The two e-commerce properties of Network18 Media & Investments have a contrasting picture when it comes to profitability during the last financial year. While its online movie and events ticketing business BookMyShow made its maiden profit of Rs 1.4 crore, the television and online shopping business HomeShop18 slipped deeper into loss with a net loss of Rs 107 crore for the year ended March 31, 2012.

Both businesses are backed by venture capital and private equity investors. While BookMyShow recently raised fresh funds from Accel Partners, HomeShop18 is backed by private equity firm SAIF Partners.

BookMyShowBookMyShow: The movie and events ticketing portal saw a sharp jump in revenues that almost doubled to Rs 29 crore, compared to Rs 16 crore in FY11 or the year ended March 31, 2011. This means the firm accelerated its revenue growth from just around 32 per cent during 2010-11 to 81 per cent in 2011-12.
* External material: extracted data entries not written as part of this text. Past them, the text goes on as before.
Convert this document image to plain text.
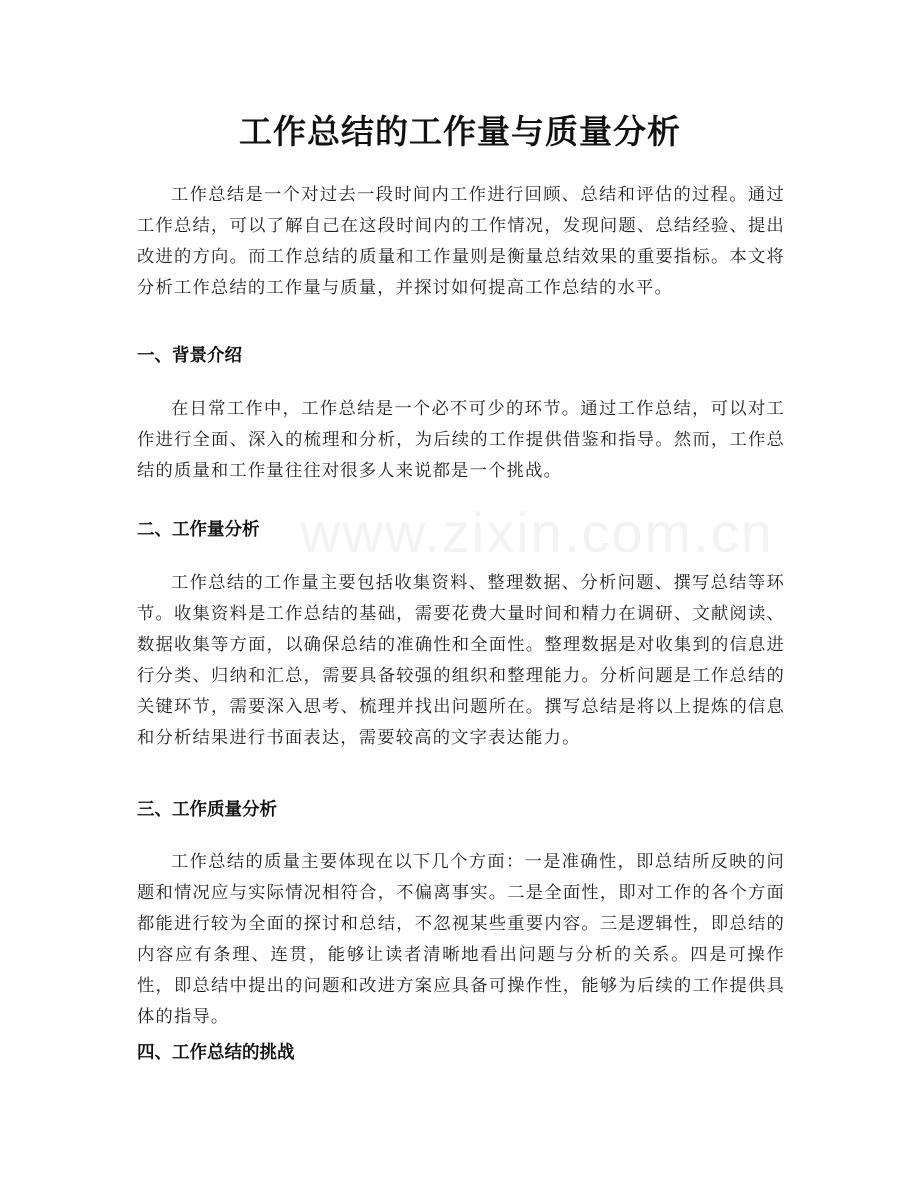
工作总结的工作量与质量分析

工作总结是一个对过去一段时间内工作进行回顾、总结和评估的过程。通过工作总结，可以了解自己在这段时间内的工作情况，发现问题、总结经验、提出改进的方向。而工作总结的质量和工作量则是衡量总结效果的重要指标。本文将分析工作总结的工作量与质量，并探讨如何提高工作总结的水平。

一、背景介绍

在日常工作中，工作总结是一个必不可少的环节。通过工作总结，可以对工作进行全面、深入的梳理和分析，为后续的工作提供借鉴和指导。然而，工作总结的质量和工作量往往对很多人来说都是一个挑战。

二、工作量分析

工作总结的工作量主要包括收集资料、整理数据、分析问题、撰写总结等环节。收集资料是工作总结的基础，需要花费大量时间和精力在调研、文献阅读、数据收集等方面，以确保总结的准确性和全面性。整理数据是对收集到的信息进行分类、归纳和汇总，需要具备较强的组织和整理能力。分析问题是工作总结的关键环节，需要深入思考、梳理并找出问题所在。撰写总结是将以上提炼的信息和分析结果进行书面表达，需要较高的文字表达能力。

三、工作质量分析

工作总结的质量主要体现在以下几个方面：一是准确性，即总结所反映的问题和情况应与实际情况相符合，不偏离事实。二是全面性，即对工作的各个方面都能进行较为全面的探讨和总结，不忽视某些重要内容。三是逻辑性，即总结的内容应有条理、连贯，能够让读者清晰地看出问题与分析的关系。四是可操作性，即总结中提出的问题和改进方案应具备可操作性，能够为后续的工作提供具体的指导。

四、工作总结的挑战
www.zixin.com.cn
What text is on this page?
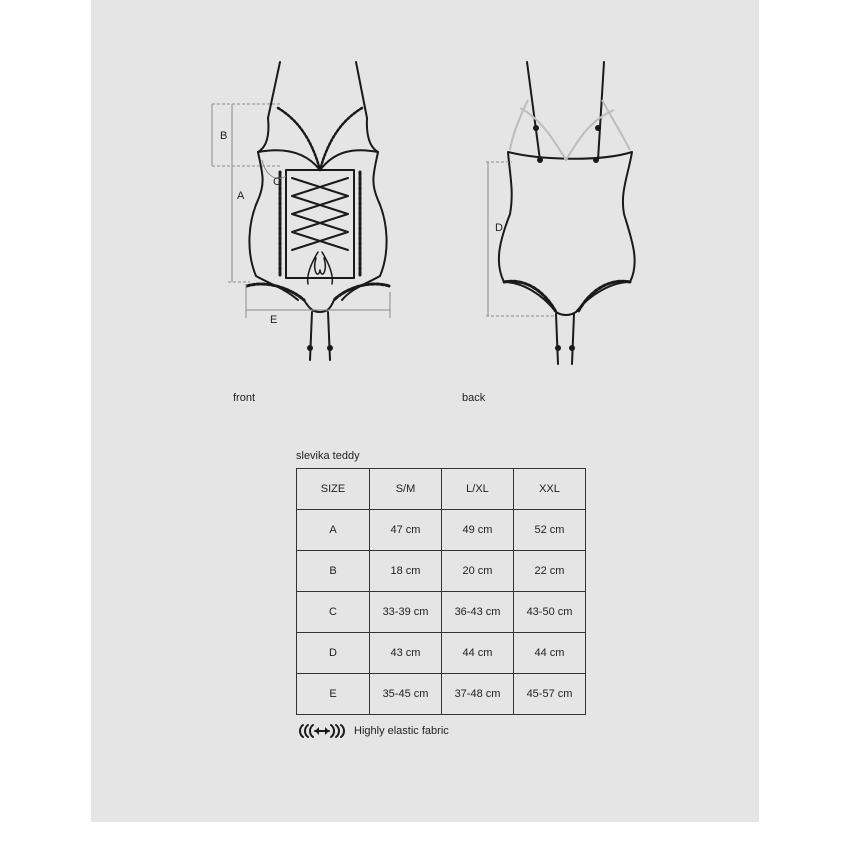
B
A
C
E
D
front	back
slevika teddy
SIZE	S/M	L/XL	XXL
A	47 cm	49 cm	52 cm
B	18 cm	20 cm	22 cm
C	33-39 cm	36-43 cm	43-50 cm
D	43 cm	44 cm	44 cm
E	35-45 cm	37-48 cm	45-57 cm
Highly elastic fabric
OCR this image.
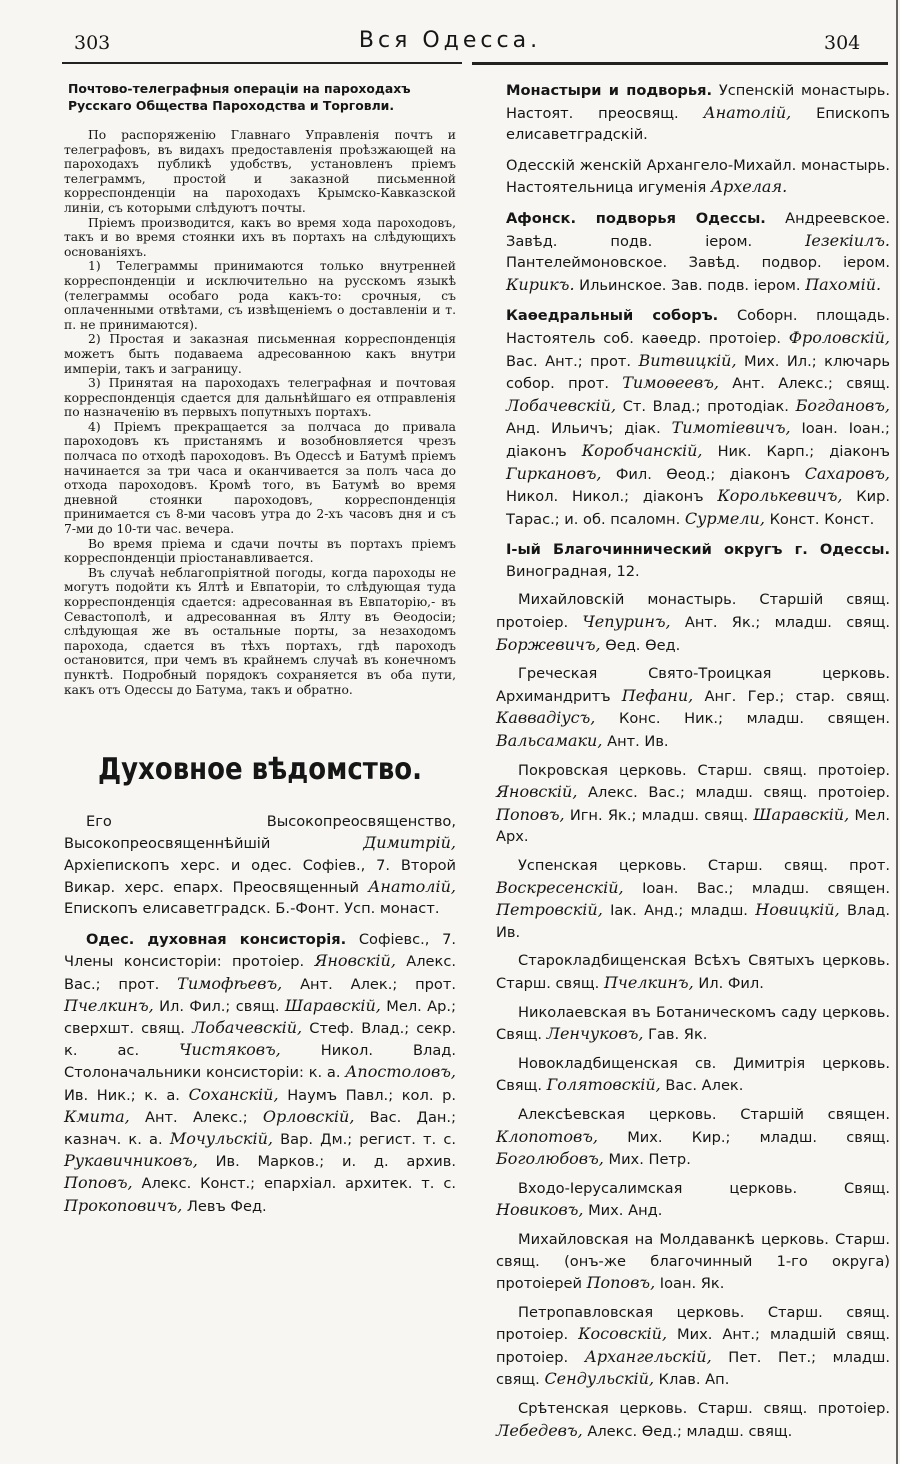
303	Вся Одесса.	304
Почтово-телеграфныя операціи на пароходахъ Русскаго Общества Пароходства и Торговли.

По распоряженію Главнаго Управленія почтъ и телеграфовъ, въ видахъ предоставленія проѣзжающей на пароходахъ публикѣ удобствъ, установленъ пріемъ телеграммъ, простой и заказной письменной корреспонденціи на пароходахъ Крымско-Кавказской линіи, съ которыми слѣдуютъ почты.

Пріемъ производится, какъ во время хода пароходовъ, такъ и во время стоянки ихъ въ портахъ на слѣдующихъ основаніяхъ.

1) Телеграммы принимаются только внутренней корреспонденціи и исключительно на русскомъ языкѣ (телеграммы особаго рода какъ-то: срочныя, съ оплаченными отвѣтами, съ извѣщеніемъ о доставленіи и т. п. не принимаются).

2) Простая и заказная письменная корреспонденція можетъ быть подаваема адресованною какъ внутри имперіи, такъ и заграницу.

3) Принятая на пароходахъ телеграфная и почтовая корреспонденція сдается для дальнѣйшаго ея отправленія по назначенію въ первыхъ попутныхъ портахъ.

4) Пріемъ прекращается за полчаса до привала пароходовъ къ пристанямъ и возобновляется чрезъ полчаса по отходѣ пароходовъ. Въ Одессѣ и Батумѣ пріемъ начинается за три часа и оканчивается за полъ часа до отхода пароходовъ. Кромѣ того, въ Батумѣ во время дневной стоянки пароходовъ, корреспонденція принимается съ 8-ми часовъ утра до 2-хъ часовъ дня и съ 7-ми до 10-ти час. вечера.

Во время пріема и сдачи почты въ портахъ пріемъ корреспонденціи пріостанавливается.

Въ случаѣ неблагопріятной погоды, когда пароходы не могутъ подойти къ Ялтѣ и Евпаторіи, то слѣдующая туда корреспонденція сдается: адресованная въ Евпаторію,- въ Севастополѣ, и адресованная въ Ялту въ Ѳеодосіи; слѣдующая же въ остальные порты, за незаходомъ парохода, сдается въ тѣхъ портахъ, гдѣ пароходъ остановится, при чемъ въ крайнемъ случаѣ въ конечномъ пунктѣ. Подробный порядокъ сохраняется въ оба пути, какъ отъ Одессы до Батума, такъ и обратно.

Духовное вѣдомство.

Его Высокопреосвященство, Высокопреосвященнѣйшій Димитрій, Архіепископъ херс. и одес. Софіев., 7. Второй Викар. херс. епарх. Преосвященный Анатолій, Епископъ елисаветградск. Б.-Фонт. Усп. монаст.

Одес. духовная консисторія. Софіевс., 7. Члены консисторіи: протоіер. Яновскій, Алекс. Вас.; прот. Тимофѣевъ, Ант. Алек.; прот. Пчелкинъ, Ил. Фил.; свящ. Шаравскій, Мел. Ар.; сверхшт. свящ. Лобачевскій, Стеф. Влад.; секр. к. ас. Чистяковъ, Никол. Влад. Столоначальники консисторіи: к. а. Апостоловъ, Ив. Ник.; к. а. Соханскій, Наумъ Павл.; кол. р. Кмита, Ант. Алекс.; Орловскій, Вас. Дан.; казнач. к. а. Мочульскій, Вар. Дм.; регист. т. с. Рукавичниковъ, Ив. Марков.; и. д. архив. Поповъ, Алекс. Конст.; епархіал. архитек. т. с. Прокоповичъ, Левъ Фед.

Монастыри и подворья. Успенскій монастырь. Настоят. преосвящ. Анатолій, Епископъ елисаветградскій.

Одесскій женскій Архангело-Михайл. монастырь. Настоятельница игуменія Архелая.

Афонск. подворья Одессы. Андреевское. Завѣд. подв. іером. Іезекіилъ. Пантелеймоновское. Завѣд. подвор. іером. Кирикъ. Ильинское. Зав. подв. іером. Пахомій.

Каѳедральный соборъ. Соборн. площадь. Настоятель соб. каѳедр. протоіер. Фроловскій, Вас. Ант.; прот. Витвицкій, Мих. Ил.; ключарь собор. прот. Тимоѳеевъ, Ант. Алекс.; свящ. Лобачевскій, Ст. Влад.; протодіак. Богдановъ, Анд. Ильичъ; діак. Тимотіевичъ, Іоан. Іоан.; діаконъ Коробчанскій, Ник. Карп.; діаконъ Гиркановъ, Фил. Ѳеод.; діаконъ Сахаровъ, Никол. Никол.; діаконъ Королькевичъ, Кир. Тарас.; и. об. псаломн. Сурмели, Конст. Конст.

І-ый Благочиннический округъ г. Одессы. Виноградная, 12.

Михайловскій монастырь. Старшій свящ. протоіер. Чепуринъ, Ант. Як.; младш. свящ. Боржевичъ, Ѳед. Ѳед.

Греческая Свято-Троицкая церковь. Архимандритъ Пефани, Анг. Гер.; стар. свящ. Каввадіусъ, Конс. Ник.; младш. священ. Вальсамаки, Ант. Ив.

Покровская церковь. Старш. свящ. протоіер. Яновскій, Алекс. Вас.; младш. свящ. протоіер. Поповъ, Игн. Як.; младш. свящ. Шаравскій, Мел. Арх.

Успенская церковь. Старш. свящ. прот. Воскресенскій, Іоан. Вас.; младш. священ. Петровскій, Іак. Анд.; младш. Новицкій, Влад. Ив.

Староклaдбищенская Всѣхъ Святыхъ церковь. Старш. свящ. Пчелкинъ, Ил. Фил.

Николаевская въ Ботаническомъ саду церковь. Свящ. Ленчуковъ, Гав. Як.

Новокладбищенская св. Димитрія церковь. Свящ. Голятовскій, Вас. Алек.

Алексѣевская церковь. Старшій священ. Клопотовъ, Мих. Кир.; младш. свящ. Боголюбовъ, Мих. Петр.

Входо-Іерусалимская церковь. Свящ. Новиковъ, Мих. Анд.

Михайловская на Молдаванкѣ церковь. Старш. свящ. (онъ-же благочинный 1-го округа) протоіерей Поповъ, Іоан. Як.

Петропавловская церковь. Старш. свящ. протоіер. Косовскій, Мих. Ант.; младшій свящ. протоіер. Архангельскій, Пет. Пет.; младш. свящ. Сендульскій, Клав. Ап.

Срѣтенская церковь. Старш. свящ. протоіер. Лебедевъ, Алекс. Ѳед.; младш. свящ.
This was accompanied by the firm (Big Tree Entertainment) clocking a net profit of Rs 1.4 crore, compared to the net loss of Rs 41 lakh in the previous year.

Given VCCircle’s valuation of Big Tree Entertainment in the latest deal with Accel Partners (more on that here), the ticketing portal attracted a valuation of more than 9 times its latest annual revenues and over 182x its net profit. This will also set some benchmarks for other deals in the space. Unlike larger firms, tech startups like these are typically valued on the basis of their revenues. So the revenue multiple is a more tangible valuation ratio for other startups to watch out for, when they negotiate for investments in their own firms.

HomeShop18: The digital commerce firm, which draws a chunk of its business from the home-shopping network and runs an e-commerce portal, also saw acceleration in revenue growth with the turnover of TV18 Home Shopping Network (which runs HomeShop18) rising 35 per cent to Rs 90.9 crore for FY12 from Rs 67 crore.

But the pain point for the business lies in the fact that its net loss more than doubled to Rs 107.2 crore, compared to Rs 50.9 crore for the year ended March 31, 2011. This also implies that the loss of the company was more than revenues.